I'm a bit old fashioned, but I believe as a family, you are a team, and you should make those sorts of decisions together, so you both know what to expect and what the negotiation is. As an example, if you guys set down ground rules that you would be in that town for a year, because there aren't jobs elsewhere, then after a year, you should talk about what's next. 

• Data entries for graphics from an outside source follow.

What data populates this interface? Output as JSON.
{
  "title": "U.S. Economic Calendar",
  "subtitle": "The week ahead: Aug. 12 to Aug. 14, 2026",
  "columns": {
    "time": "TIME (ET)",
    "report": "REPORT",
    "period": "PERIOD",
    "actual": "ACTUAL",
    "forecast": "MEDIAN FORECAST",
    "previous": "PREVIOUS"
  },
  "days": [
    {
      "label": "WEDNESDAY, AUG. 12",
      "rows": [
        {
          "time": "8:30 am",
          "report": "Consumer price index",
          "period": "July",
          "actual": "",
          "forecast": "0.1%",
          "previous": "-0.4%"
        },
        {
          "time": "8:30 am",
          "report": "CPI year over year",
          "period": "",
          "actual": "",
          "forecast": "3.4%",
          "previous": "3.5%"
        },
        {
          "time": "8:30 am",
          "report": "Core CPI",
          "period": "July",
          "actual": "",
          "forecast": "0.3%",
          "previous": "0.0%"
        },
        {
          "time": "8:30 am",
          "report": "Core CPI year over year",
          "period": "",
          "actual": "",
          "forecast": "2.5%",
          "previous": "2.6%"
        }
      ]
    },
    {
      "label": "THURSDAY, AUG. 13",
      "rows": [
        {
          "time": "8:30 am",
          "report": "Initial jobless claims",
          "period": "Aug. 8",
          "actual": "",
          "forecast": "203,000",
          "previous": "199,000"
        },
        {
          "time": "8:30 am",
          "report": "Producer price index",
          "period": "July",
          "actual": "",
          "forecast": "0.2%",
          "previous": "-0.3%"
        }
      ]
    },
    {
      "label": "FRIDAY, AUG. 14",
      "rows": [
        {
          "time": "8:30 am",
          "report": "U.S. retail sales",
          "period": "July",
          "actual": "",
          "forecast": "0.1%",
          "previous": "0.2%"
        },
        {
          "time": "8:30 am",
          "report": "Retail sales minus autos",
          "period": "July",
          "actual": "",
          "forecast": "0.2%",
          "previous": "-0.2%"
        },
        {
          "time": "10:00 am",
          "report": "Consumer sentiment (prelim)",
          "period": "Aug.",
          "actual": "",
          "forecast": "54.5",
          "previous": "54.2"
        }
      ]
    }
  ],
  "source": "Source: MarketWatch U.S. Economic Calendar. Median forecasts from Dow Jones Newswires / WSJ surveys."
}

The domestic violence stuff I have very strong feelings about, and I would not tolerate it from either side. It is a giant cause for concern. In front of the kids is a felony. Clear as day.


----------



## sunshine74743 (Sep 20, 2010)

i will never understand what lead him to behave in the way he acted .its seems like he was being a bullie as soon as i put my foot down he stopped .i just told him that i will not tolerate it and it happens again or if i feel like he is gonna bullieing me again i will call the police .i think it took me getting very hysterical.and that bothers me still to this day .he seems to known he messed up .


----------



## sunshine74743 (Sep 20, 2010)

i wanted thank u for your repply i just dont have anybody to talk too when my husband was acting like such an ass i called my friend i had for years that i always had been able to talk to and with me telling her about him shoveing and spitting in my face she blew me off and said u known u love him . few months before all that happened i started a job working 2-10 and he started calling and comeing to my job well right about then gp died and i had to fly out the whole time i was their he called all the time.alot of time he would call and i would sitting with my family that i hadnt seen in 8 years .and wouldnt understand why i didnt want to chat with him on phone ? finaley his crazyness got worse when i tryed to fly out he called my gm and i have no idea what happened their but my gm had to pick me up and i had to wait to fly out the next day when i got in the car and he was on the phone with my grandma and she was pissed and told him to calm down and finaley told him not to call her number ever again .i couldnt even stay for the funeral the more i think about it the more mad i get at him i hadnt seen my family in in 8 years and i couldnt even go to my gp funeral becasue he was acting so crazy then when i got home that when things went worse then all this crap happened and i went crazy on him and he just stopped and now for over a year he has been realy good


----------